On the Convergence of a Federated Expectation-Maximization Algorithm
Zhixu Tao, Rajita Chandak, Sanjeev Kulkarni
TL;DR
The paper analyzes the convergence of a federated EM algorithm for a Federated Mixture of $K$ Linear Regressions (FMLR) under data heterogeneity across clients. It develops population- and empirical-EM theory that holds across all regimes of the number of clients $m$ and per-client samples $n$, establishing a SNR threshold $Ω(√K)$ for uniform contraction and showing that, in many regimes, the EM algorithm converges in a constant number of iterations as $m$ grows relative to $n$. It also proves minimax-optimality in the SNR scaling and reveals that larger cluster separation $Δ_{\max}$ does not universally improve convergence.
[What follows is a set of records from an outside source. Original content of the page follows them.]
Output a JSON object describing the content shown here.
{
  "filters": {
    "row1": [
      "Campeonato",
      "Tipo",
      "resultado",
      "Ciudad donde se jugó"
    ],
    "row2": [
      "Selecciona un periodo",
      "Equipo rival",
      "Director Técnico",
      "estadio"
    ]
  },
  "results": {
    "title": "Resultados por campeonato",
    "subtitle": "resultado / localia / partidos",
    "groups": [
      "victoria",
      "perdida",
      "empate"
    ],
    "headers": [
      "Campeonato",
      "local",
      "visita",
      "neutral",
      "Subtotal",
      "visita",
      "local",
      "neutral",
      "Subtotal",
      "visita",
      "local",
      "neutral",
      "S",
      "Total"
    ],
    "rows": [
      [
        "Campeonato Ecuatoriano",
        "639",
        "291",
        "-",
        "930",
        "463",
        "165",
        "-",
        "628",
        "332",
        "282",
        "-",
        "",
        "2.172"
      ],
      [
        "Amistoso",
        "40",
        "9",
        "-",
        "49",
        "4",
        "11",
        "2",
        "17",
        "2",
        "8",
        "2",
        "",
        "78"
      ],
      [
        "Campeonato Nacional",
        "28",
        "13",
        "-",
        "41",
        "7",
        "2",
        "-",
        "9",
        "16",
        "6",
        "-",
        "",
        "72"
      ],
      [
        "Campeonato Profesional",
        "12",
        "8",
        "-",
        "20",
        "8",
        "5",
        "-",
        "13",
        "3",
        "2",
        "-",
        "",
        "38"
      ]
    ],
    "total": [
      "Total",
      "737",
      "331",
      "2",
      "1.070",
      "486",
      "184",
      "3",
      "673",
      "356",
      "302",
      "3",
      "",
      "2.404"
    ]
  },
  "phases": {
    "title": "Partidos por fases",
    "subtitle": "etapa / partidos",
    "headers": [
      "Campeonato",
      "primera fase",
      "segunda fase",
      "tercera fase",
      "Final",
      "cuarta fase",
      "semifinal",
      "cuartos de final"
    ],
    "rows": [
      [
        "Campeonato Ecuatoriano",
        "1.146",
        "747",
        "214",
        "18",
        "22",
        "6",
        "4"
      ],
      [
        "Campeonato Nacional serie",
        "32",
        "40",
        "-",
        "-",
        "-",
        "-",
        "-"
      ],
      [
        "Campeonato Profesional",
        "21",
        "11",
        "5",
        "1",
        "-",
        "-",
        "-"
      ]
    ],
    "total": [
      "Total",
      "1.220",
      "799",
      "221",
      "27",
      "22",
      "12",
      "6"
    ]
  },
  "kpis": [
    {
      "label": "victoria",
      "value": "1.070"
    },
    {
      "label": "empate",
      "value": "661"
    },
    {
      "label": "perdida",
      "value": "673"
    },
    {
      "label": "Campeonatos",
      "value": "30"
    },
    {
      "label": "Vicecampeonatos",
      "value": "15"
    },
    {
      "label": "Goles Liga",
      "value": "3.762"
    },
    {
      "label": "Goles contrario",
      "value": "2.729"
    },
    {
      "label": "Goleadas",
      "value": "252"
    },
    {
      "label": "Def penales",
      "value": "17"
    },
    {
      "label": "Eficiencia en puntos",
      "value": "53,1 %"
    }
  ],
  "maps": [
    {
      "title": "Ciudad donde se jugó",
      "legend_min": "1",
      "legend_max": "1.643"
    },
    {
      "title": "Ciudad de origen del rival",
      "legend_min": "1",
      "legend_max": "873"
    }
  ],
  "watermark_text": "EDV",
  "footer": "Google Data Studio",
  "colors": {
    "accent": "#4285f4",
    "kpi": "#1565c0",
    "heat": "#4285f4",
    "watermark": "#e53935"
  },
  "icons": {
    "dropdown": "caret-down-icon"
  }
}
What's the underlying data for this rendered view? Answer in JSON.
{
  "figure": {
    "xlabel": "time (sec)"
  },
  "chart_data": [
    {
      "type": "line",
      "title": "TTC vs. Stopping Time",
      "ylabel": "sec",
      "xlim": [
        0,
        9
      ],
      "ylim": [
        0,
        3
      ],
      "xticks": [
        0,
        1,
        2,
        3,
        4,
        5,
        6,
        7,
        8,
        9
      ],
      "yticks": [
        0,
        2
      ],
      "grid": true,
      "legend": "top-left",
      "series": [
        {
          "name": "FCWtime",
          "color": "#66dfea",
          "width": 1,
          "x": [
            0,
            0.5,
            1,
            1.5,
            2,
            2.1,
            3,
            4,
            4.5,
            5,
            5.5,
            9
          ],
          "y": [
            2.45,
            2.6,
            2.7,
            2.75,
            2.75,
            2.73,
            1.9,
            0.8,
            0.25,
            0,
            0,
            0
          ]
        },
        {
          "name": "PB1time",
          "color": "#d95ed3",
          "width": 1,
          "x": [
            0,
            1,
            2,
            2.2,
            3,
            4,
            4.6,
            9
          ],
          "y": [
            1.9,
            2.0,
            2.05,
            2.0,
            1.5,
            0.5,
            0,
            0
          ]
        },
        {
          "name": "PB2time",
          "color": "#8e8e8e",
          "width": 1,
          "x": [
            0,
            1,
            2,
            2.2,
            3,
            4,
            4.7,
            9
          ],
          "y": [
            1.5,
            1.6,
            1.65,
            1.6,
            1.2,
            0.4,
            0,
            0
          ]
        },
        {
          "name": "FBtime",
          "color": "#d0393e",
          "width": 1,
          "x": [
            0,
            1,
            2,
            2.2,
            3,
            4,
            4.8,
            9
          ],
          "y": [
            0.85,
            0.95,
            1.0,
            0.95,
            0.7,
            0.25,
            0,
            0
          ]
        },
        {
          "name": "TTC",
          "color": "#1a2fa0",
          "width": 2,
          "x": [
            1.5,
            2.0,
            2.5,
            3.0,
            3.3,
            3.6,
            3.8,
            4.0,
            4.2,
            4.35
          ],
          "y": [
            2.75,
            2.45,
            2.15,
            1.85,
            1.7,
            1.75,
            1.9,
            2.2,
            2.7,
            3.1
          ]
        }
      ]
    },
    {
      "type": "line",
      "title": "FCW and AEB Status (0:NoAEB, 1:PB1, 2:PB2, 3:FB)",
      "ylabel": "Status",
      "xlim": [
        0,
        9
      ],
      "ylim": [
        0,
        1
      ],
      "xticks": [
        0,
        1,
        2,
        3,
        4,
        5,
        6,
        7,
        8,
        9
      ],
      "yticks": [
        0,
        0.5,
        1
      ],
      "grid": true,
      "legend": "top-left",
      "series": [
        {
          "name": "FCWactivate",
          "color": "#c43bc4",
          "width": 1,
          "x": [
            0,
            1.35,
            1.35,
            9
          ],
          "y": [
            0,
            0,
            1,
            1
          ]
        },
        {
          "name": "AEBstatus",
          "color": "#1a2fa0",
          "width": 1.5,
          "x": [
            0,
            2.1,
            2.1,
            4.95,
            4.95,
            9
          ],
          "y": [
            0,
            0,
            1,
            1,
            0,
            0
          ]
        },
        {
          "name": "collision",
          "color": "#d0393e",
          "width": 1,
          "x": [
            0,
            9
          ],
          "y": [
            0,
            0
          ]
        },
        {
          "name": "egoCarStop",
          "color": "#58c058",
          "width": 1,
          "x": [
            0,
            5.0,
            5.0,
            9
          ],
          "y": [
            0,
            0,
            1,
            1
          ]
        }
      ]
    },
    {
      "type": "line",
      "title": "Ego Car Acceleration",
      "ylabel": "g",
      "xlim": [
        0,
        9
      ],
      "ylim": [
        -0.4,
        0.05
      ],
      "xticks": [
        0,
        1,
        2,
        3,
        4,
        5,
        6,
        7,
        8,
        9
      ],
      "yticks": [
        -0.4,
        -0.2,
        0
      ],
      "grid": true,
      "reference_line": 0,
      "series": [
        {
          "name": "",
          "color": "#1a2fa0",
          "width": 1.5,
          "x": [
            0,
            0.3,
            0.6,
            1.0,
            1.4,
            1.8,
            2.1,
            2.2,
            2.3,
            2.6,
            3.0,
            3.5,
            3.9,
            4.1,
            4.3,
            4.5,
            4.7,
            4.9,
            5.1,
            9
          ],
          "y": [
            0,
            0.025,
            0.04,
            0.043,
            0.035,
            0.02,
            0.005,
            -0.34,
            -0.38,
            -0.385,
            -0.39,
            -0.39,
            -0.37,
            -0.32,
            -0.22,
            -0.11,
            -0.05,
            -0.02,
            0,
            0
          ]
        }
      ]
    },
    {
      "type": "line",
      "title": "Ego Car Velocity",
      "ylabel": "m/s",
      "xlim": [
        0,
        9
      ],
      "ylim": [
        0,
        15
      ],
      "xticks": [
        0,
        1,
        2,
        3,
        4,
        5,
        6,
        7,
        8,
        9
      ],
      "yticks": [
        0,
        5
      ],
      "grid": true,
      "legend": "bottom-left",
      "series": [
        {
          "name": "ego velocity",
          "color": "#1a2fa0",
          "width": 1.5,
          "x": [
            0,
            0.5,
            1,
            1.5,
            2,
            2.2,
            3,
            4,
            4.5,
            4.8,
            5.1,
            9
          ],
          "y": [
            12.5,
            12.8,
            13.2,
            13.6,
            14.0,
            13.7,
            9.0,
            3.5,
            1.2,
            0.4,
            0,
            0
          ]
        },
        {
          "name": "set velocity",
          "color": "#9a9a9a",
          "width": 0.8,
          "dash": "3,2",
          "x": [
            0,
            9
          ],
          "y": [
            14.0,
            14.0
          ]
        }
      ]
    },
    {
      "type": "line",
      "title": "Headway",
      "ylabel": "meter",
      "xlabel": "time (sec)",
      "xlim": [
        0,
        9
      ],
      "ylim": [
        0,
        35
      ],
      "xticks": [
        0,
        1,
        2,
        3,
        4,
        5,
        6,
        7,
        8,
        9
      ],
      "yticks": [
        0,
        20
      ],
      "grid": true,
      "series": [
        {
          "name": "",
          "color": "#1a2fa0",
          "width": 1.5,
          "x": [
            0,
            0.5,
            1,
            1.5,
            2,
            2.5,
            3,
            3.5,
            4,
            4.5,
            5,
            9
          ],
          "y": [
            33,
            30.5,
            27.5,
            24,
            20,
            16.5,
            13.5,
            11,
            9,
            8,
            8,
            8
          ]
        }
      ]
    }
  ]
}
Complemented by synthetic experiments, the results demonstrate that heterogeneity can even accelerate convergence of iterative federated algorithms, offering practical guidance for FL deployments with heterogeneous data.
Abstract
Data heterogeneity has been a long-standing bottleneck in studying the convergence rates of Federated Learning algorithms. In order to better understand the issue of data heterogeneity, we study the convergence rate of the Expectation-Maximization (EM) algorithm for the Federated Mixture of $K$ Linear Regressions model (FMLR). We completely characterize the convergence rate of the EM algorithm under all regimes of $m/n$ where $m$ is the number of clients and $n$ is the number of data points per client. We show that with a signal-to-noise-ratio (SNR) of order $Ω(\sqrt{K})$, the well-initialized EM algorithm converges within the minimax distance of the ground truth under all regimes. Interestingly, we identify that when the number of clients grows reasonably with respect to the number of data points per client, the EM algorithm only requires a constant number of iterations to converge. We perform experiments on synthetic data to illustrate our results. In line with our theoretical findings, the simulations show that rather than being a bottleneck, data heterogeneity can accelerate the convergence of iterative federated algorithms.